Cross over to the search engine space, and the story is much the same. You might have to look up “search engine failures” on Google (GOOG, GOOGL), because it would be impossible to do so at many a site that’s come and gone.

“There have been several failures: Excite, WebCrawler, Netscape and Ask Jeeves, for example,” says Bob Johnson, president and CEO of the American College of Financial Services in the greater Philadelphia area. “In other words, even if you realized web search was going to be huge, you would have either had to choose the right horse to ride or bet on many horses.”

[See: 8 of the Most Incredible Investments of the 21st Century.]

Meanwhile, a onetime “right horse” is close to being put out to pasture. In February, Yahoo (YHOO) put itself up for sale. It’s a sad chapter, and perhaps the closing one, for an Internet pioneer that lost its way and never quite recovered. Nor did the publicity gaffes help. Workaholic CEO Marissa Mayer made headlines when she banished telecommuting — a move that hurt Yahoo’s working moms — but built a nursery next to her office so she could take care of her own child while on the job.

“Yahoo is a deeply uncelebrated company with a low valuation at odds with its hugely profitable business model,” says Barry Randall, a technology portfolio manager at Covestor and a registered investment advisor based in Boston. “Even the phrase ‘at odds’ doesn’t do the situation justice. Yahoo is the third-largest digital media property in the U.S. in terms of daily users. Yet its public image is that of an Internet has-been.”

Even 2015’s giants are staring nervously in the rear view. In December, Netflix was trading at all-time highs and finished 2015 up a giddy 125 percent for the year. But so far in 2016 it’s off 18 percent, trading at $90, and facing stiffer-than-stiff online competition from the likes of Amazon.com (AMZN) and Hulu.
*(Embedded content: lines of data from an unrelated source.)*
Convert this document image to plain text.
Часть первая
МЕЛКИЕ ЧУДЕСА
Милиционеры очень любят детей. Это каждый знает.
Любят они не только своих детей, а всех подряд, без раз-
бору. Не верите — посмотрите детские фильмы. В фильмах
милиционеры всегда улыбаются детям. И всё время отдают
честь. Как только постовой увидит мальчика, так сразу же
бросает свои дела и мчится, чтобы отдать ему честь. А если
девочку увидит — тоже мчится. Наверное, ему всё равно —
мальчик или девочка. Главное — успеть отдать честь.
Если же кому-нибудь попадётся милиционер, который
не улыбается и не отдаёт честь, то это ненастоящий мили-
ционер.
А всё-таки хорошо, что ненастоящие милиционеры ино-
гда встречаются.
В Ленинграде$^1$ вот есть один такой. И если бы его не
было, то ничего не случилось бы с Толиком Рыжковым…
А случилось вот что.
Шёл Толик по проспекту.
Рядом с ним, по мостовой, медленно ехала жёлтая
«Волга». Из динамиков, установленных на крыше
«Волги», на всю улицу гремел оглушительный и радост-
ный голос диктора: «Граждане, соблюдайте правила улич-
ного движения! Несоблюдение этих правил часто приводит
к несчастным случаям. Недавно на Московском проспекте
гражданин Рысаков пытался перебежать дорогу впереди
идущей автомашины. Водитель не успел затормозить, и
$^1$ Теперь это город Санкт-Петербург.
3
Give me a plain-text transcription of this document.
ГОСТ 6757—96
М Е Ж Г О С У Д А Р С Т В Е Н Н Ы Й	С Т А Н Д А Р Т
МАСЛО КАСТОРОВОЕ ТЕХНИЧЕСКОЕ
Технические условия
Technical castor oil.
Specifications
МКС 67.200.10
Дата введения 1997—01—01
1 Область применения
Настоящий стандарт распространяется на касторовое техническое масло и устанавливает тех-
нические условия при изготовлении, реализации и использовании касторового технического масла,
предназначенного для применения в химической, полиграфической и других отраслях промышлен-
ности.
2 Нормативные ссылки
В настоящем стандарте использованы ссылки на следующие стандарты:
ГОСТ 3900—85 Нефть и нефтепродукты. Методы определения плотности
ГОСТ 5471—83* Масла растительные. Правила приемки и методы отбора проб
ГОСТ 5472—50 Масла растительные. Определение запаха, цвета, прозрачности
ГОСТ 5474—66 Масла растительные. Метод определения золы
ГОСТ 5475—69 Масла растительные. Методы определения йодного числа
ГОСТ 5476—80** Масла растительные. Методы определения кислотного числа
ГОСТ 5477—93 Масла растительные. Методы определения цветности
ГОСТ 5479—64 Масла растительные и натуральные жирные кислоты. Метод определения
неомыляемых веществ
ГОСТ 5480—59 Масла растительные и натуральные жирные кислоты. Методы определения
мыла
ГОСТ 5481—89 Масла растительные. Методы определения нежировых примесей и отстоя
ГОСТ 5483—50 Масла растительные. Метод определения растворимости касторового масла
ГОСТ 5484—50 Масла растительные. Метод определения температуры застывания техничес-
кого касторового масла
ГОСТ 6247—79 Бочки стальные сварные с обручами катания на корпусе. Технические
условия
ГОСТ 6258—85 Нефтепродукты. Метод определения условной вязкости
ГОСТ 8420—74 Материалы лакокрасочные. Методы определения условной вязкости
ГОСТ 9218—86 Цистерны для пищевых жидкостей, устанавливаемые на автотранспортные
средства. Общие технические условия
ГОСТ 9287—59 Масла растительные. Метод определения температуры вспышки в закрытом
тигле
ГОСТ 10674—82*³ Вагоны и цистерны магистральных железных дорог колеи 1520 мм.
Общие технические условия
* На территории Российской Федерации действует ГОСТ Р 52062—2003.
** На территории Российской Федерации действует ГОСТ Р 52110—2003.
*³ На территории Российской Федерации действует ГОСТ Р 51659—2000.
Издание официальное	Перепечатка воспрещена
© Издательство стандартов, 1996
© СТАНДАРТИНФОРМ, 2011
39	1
“Giant rising costs to produce very expensive content and heavy costs for first run movies — more than $10 billion dollars over the next five years — are finally going to hit them hard,” says Eric Schiffer, CEO of Patriarch Group, a private equity firm with offices in Santa Ana, California.

“What makes (CEO Reed Hastings) think they are better content creators?” he asks. “There is a graveyard I can point to full of people who thought they could master Hollywood. We will watch a documentary one day on how Netflix was overtaken by competitors in the long term.”

And Jeff Weiner, the CEO of LinkedIn Corp. (LNKD), might want to do some heavy networking on his website to find a savior. “LinkedIn stock has had an awful quarter, given the sharp drop in its stock price in early February and the company’s inability to recover since then,” says Jeffrey Zucker, an angel investor and co-founder of Green Lion Partners in Grand Junction, Colorado.

Since the start of the year, LNKD is down 43 percent, to $129 a share. The result? “Almost every major research firm has downgraded the company’s stock,” Zucker says. “Users are concerned that LinkedIn’s job postings are no longer growing and investors are decreasingly confident in the business’s ability to generate revenue.”

So let’s review: Groupon, Fitbit, LinkedIn, Square, Netflix, Yahoo and yes, Twitter (TWTR) — all of them big names in high tech circles — have either stumbled, stumbled badly, or slipped down a rabbit hole blacker than Steve Jobs’ turtle neck.

Schiffer says, “Valley CEOs of monster billion dollar startups, who could never imagine valuations dropping, now face the precipice of nervous breakdowns that test their sanity and strength.”

[Read: The Incredible Shrinking World of Investments.]

So check back at your favorite San Fran java haunt in a few months. The blockbuster entrepreneur you see today could be your brand new barista tomorrow.